Jacques Offenbach: Die Banditen / Oper Frankfurt/ Februar 2024

Copyright: Barbara Aumüller. v.l.n.r. Gerard Schneider (Falsacappa), Elizabeth Reiter (Fiorella), Yves Saelens (Pietro) und Kelsey Lauritano (Fragoletto

Ein verwegener Mix zwischen Can Can, Marschmusik und ausgelassenem
Veitstanz: In seinem Spätwerk von  1869 zieht Jacques Offenbach noch
einmal alle Register seines überbordenden Könnens. Sein  musikalisches
Feuerwerk zündet und züngelt nach allen Richtungen, sprüht vor Begeisterung, kokettiert mit dem Absturz   und zieht im letzten Moment  immer wieder den Kopf aus der Schlinge der Konvention. Eben noch naiv-idyllisierend,  imnächsten Moment pathetisch, pompös , dann wieder gekonnt parodistisch,respektlos, mitreißend und schräg.
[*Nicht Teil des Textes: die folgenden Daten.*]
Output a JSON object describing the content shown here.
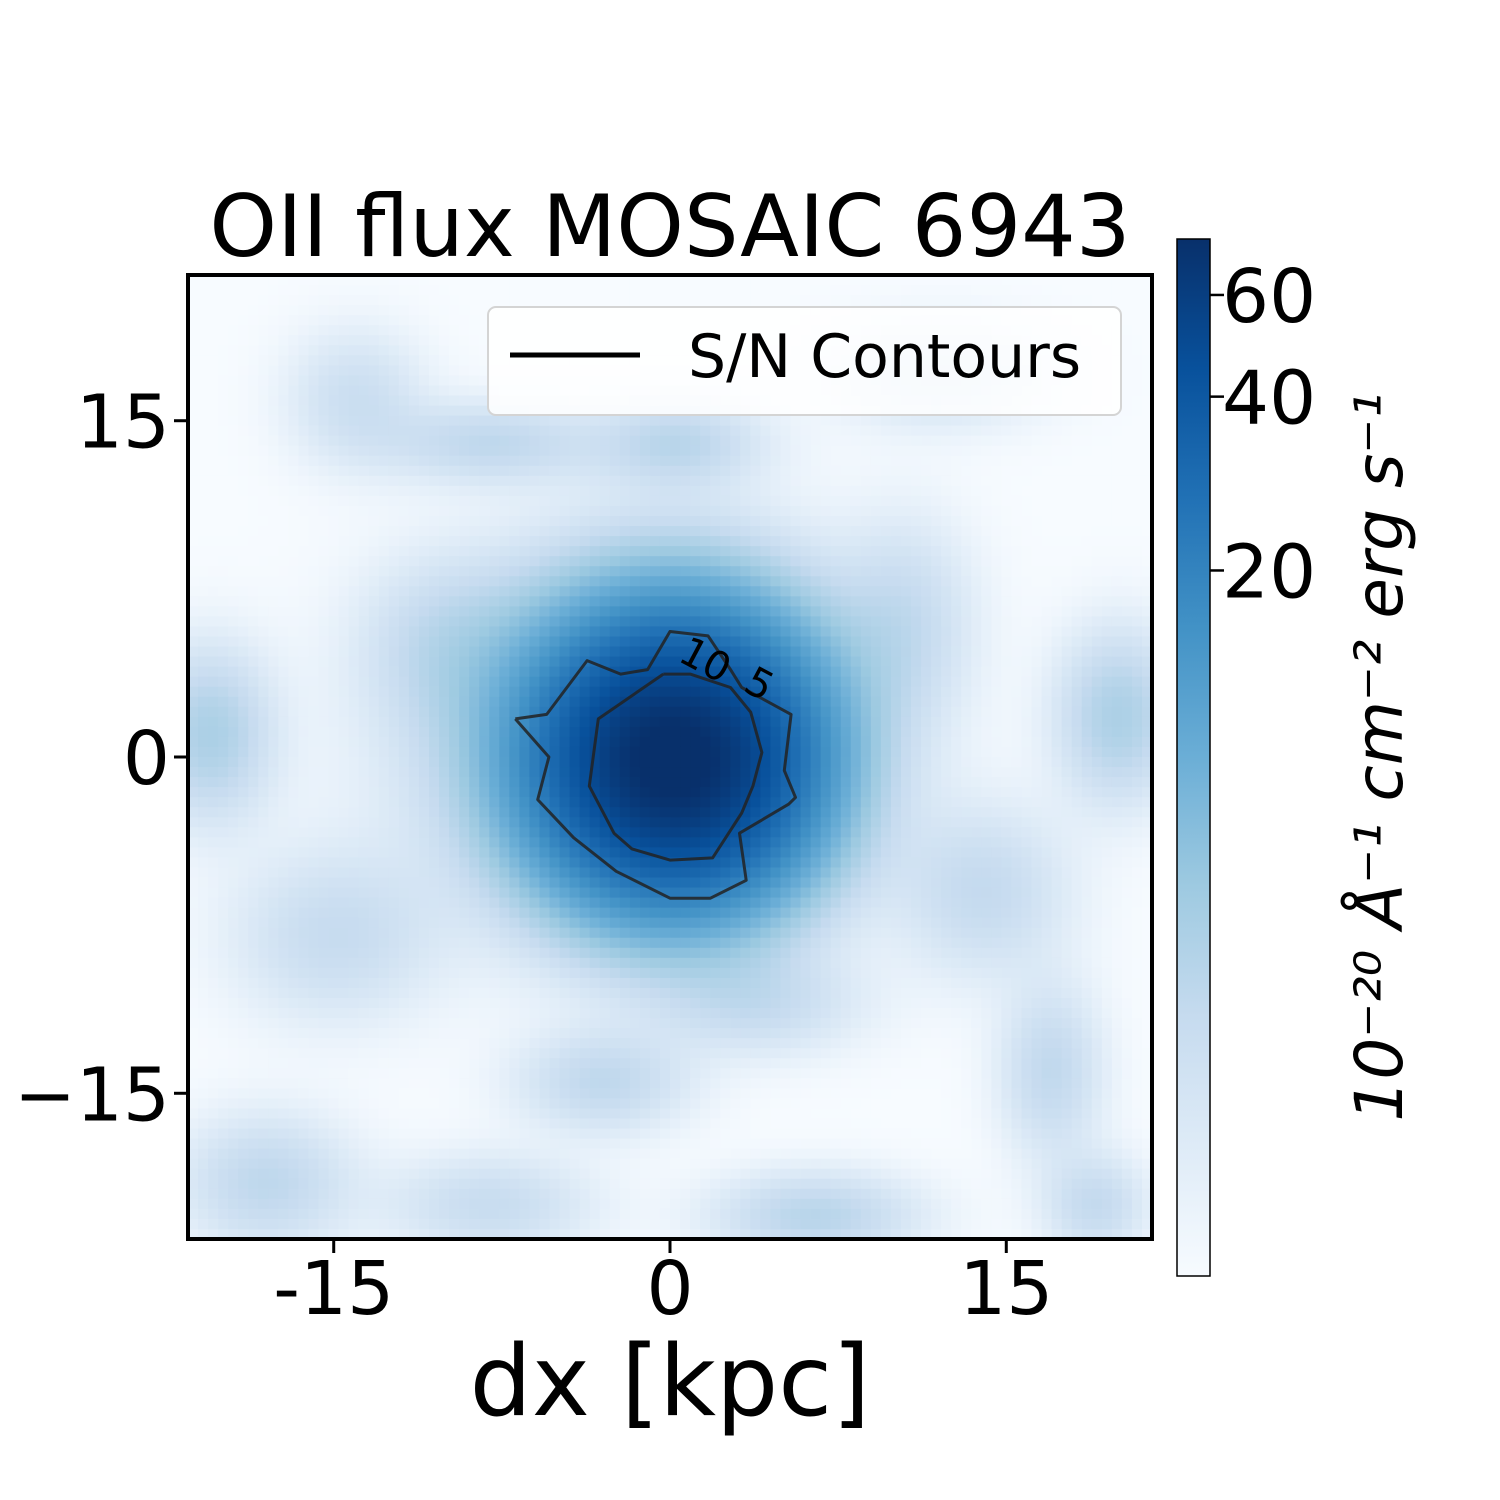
{
  "chart_data": {
    "type": "heatmap",
    "title": "OII flux MOSAIC 6943",
    "xlabel": "dx [kpc]",
    "ylabel": "",
    "xlim": [
      -21.5,
      21.5
    ],
    "ylim": [
      -21.5,
      21.5
    ],
    "x_ticks": [
      {
        "value": -15,
        "label": "-15"
      },
      {
        "value": 0,
        "label": "0"
      },
      {
        "value": 15,
        "label": "15"
      }
    ],
    "y_ticks": [
      {
        "value": 15,
        "label": "15"
      },
      {
        "value": 0,
        "label": "0"
      },
      {
        "value": -15,
        "label": "−15"
      }
    ],
    "colormap": "Blues",
    "colormap_stops": [
      "#f7fbff",
      "#deebf7",
      "#c6dbef",
      "#9ecae1",
      "#6baed6",
      "#4292c6",
      "#2171b5",
      "#08519c",
      "#08306b"
    ],
    "colorbar": {
      "label": "10⁻²⁰ Å⁻¹ cm⁻² erg s⁻¹",
      "scale": "log",
      "min": 1.2,
      "max": 75,
      "ticks": [
        {
          "value": 20,
          "label": "20"
        },
        {
          "value": 40,
          "label": "40"
        },
        {
          "value": 60,
          "label": "60"
        }
      ]
    },
    "legend": {
      "placement": "top-right",
      "entries": [
        {
          "label": "S/N Contours",
          "color": "#000000"
        }
      ]
    },
    "peak": {
      "x": 0.2,
      "y": -0.5,
      "value": 75
    },
    "contours": [
      {
        "level_label": "10",
        "points": [
          [
            -6.9,
            1.7
          ],
          [
            -5.5,
            1.9
          ],
          [
            -3.7,
            4.3
          ],
          [
            -2.2,
            3.7
          ],
          [
            -1.0,
            3.9
          ],
          [
            0.0,
            5.6
          ],
          [
            1.7,
            5.4
          ],
          [
            2.7,
            3.9
          ],
          [
            3.2,
            3.1
          ],
          [
            5.4,
            1.9
          ],
          [
            5.1,
            -0.6
          ],
          [
            5.6,
            -1.8
          ],
          [
            5.3,
            -2.1
          ],
          [
            3.1,
            -3.4
          ],
          [
            3.4,
            -5.5
          ],
          [
            1.8,
            -6.3
          ],
          [
            0.0,
            -6.3
          ],
          [
            -2.4,
            -5.1
          ],
          [
            -4.3,
            -3.6
          ],
          [
            -5.9,
            -1.9
          ],
          [
            -5.4,
            0.0
          ],
          [
            -6.9,
            1.7
          ]
        ]
      },
      {
        "level_label": "5",
        "points": [
          [
            -0.3,
            3.7
          ],
          [
            -3.2,
            1.7
          ],
          [
            -3.6,
            -1.3
          ],
          [
            -2.5,
            -3.4
          ],
          [
            -1.7,
            -4.1
          ],
          [
            0.0,
            -4.6
          ],
          [
            1.9,
            -4.5
          ],
          [
            3.2,
            -2.5
          ],
          [
            3.7,
            -1.3
          ],
          [
            4.1,
            0.2
          ],
          [
            3.6,
            2.0
          ],
          [
            2.7,
            3.1
          ],
          [
            0.9,
            3.7
          ],
          [
            -0.3,
            3.7
          ]
        ]
      }
    ],
    "blobs": [
      {
        "x": 0.2,
        "y": -0.3,
        "sx": 3.6,
        "sy": 3.6,
        "v": 73
      },
      {
        "x": 0.0,
        "y": 2.5,
        "sx": 4.5,
        "sy": 4.0,
        "v": 7
      },
      {
        "x": -3.0,
        "y": 0.0,
        "sx": 6.0,
        "sy": 5.0,
        "v": 2.5
      },
      {
        "x": -20.5,
        "y": 1.0,
        "sx": 1.8,
        "sy": 2.5,
        "v": 3.5
      },
      {
        "x": 20.0,
        "y": 1.8,
        "sx": 1.8,
        "sy": 2.5,
        "v": 3.5
      },
      {
        "x": 0.3,
        "y": 14.0,
        "sx": 2.5,
        "sy": 1.3,
        "v": 2.6
      },
      {
        "x": -8.0,
        "y": 14.0,
        "sx": 3.0,
        "sy": 1.2,
        "v": 2.4
      },
      {
        "x": -3.0,
        "y": -14.5,
        "sx": 2.5,
        "sy": 1.5,
        "v": 2.4
      },
      {
        "x": 17.0,
        "y": -14.0,
        "sx": 1.5,
        "sy": 2.5,
        "v": 2.4
      },
      {
        "x": 6.5,
        "y": -20.5,
        "sx": 3.0,
        "sy": 1.3,
        "v": 2.8
      },
      {
        "x": -18.0,
        "y": -19.0,
        "sx": 2.5,
        "sy": 2.0,
        "v": 2.5
      },
      {
        "x": 14.0,
        "y": -6.0,
        "sx": 2.5,
        "sy": 2.5,
        "v": 2.2
      },
      {
        "x": -15.0,
        "y": -8.0,
        "sx": 3.0,
        "sy": 2.5,
        "v": 2.0
      },
      {
        "x": -10.0,
        "y": 5.0,
        "sx": 2.5,
        "sy": 2.5,
        "v": 1.9
      },
      {
        "x": 10.5,
        "y": 6.0,
        "sx": 2.0,
        "sy": 3.0,
        "v": 2.0
      },
      {
        "x": 4.0,
        "y": -11.0,
        "sx": 3.0,
        "sy": 1.5,
        "v": 1.9
      },
      {
        "x": -14.0,
        "y": 16.0,
        "sx": 2.0,
        "sy": 2.0,
        "v": 1.8
      },
      {
        "x": 12.0,
        "y": 17.0,
        "sx": 3.0,
        "sy": 1.5,
        "v": 1.8
      },
      {
        "x": -8.0,
        "y": -20.0,
        "sx": 3.0,
        "sy": 1.5,
        "v": 2.0
      },
      {
        "x": 19.0,
        "y": -20.0,
        "sx": 1.5,
        "sy": 1.5,
        "v": 2.2
      }
    ]
  }
}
Und die Figuren agieren als seien sie ins Leben übersetzte Musik, ein veritables Intrigenballett. 
Und an intriganten Elementen herrscht  auf freier Banditen-Wildbahn im
romantisch wilden Wald   an der spanisch-italienischen Grenze, an der das
Ganze spielt,  nun wirklich kein Mangel. Der Hauptmann der Bande , der
verwegene Falsakappa,  steht schwer unter Druck,  denn die Truppe beginntzu meutern –  so hat man sich das Räuberleben nicht vorgestellt. Man wollte
mehr Geld und weniger Arbeit. Was man nun hat, ist das genaue Gegenteil:
Schufterei für karge Beute. Also muss ein großes Ding her, ein ganz großes.
Da trifft es sich gut, dass ihnen ein Jüngelchen vom Rechnungshof über den
Weg läuft, einer mit einem Aktenköfferchen voll mit Dokumenten. Eines davon ist  für die krisengeschüttelten Gangster von besonderem Interesse. Ein „intereuropäischer“ deal zwischen Spanien und Italien. Für die dynastisch profitable Ehe des Prinzen von Mantua mit der Prinzessin  von Granada werden dem Land 2 von 5 Millionen Schulden erlassen. Bleiben 3 Millionen,  die am Tag der Verlobung auszuzahlen sind. Eine Summe, die die Gier der Gangster natürlich steigert und zu verwegenen Plänen motiviert.

Um es kurz zu machen: Man kapert das Hotel, in dem die spanische Gesandtschaft nächtigen wird. Empfängt  und entwaffnet als Köche und Personal verkleidet die Granden. In deren Kostümen gehts zum italienischen Hof in Mantua um die fällige Restsumme abzukassieren. Ein genialer Plan – der auch beinahe aufgegangen wäre – hätte nicht der mickrige, zerzauste Schatzmeister das ganze Geld – bis auf einen lumpigen Tausender – inzwischen für seine Weibergeschichten verprasst. Und es kommt noch schlimmer: die vorübergehend  in den Keller entsorgten Original-Spanier tauchen in Unterwäsche wieder auf und stellen ihre Peiniger.

Denen droht bereits der Strick, bevor  ein nicht minder bedröbbelter Graf
„Gnade“ gewährt.  Wie alles bei 0ffenbach ist auch dieser „Gnadenakt“ zutiefst fragwürdig. Der Aristokrat ist selbst korrupt bis in die Knochen – wie alle am Hofe, die schlüpfrigen Hofdamen inklusive. Wo alles Pseudo ist, hat jede Art von Moral ihre Berechtigung verloren. Wäre da nicht die spontane Liebe zwischen der Räubertochter und dem überfallenen Biobauern, die einen Moment ernsthaften Gefühls aufblitzen lässt – es bliebe nichts. Nichts außer dem sprühenden mitreißenden Witz, der den  soeben aufgerissenen Abgrund im Gleichschritt – hoch das Bein und Can Can getanzt – wippend zu überspringen scheint. Sängerisch, musikalisch, stimmlich und choreographisch ein in sich geschlossenes Gesamtkunstwerk wider allen tierischen Ernst.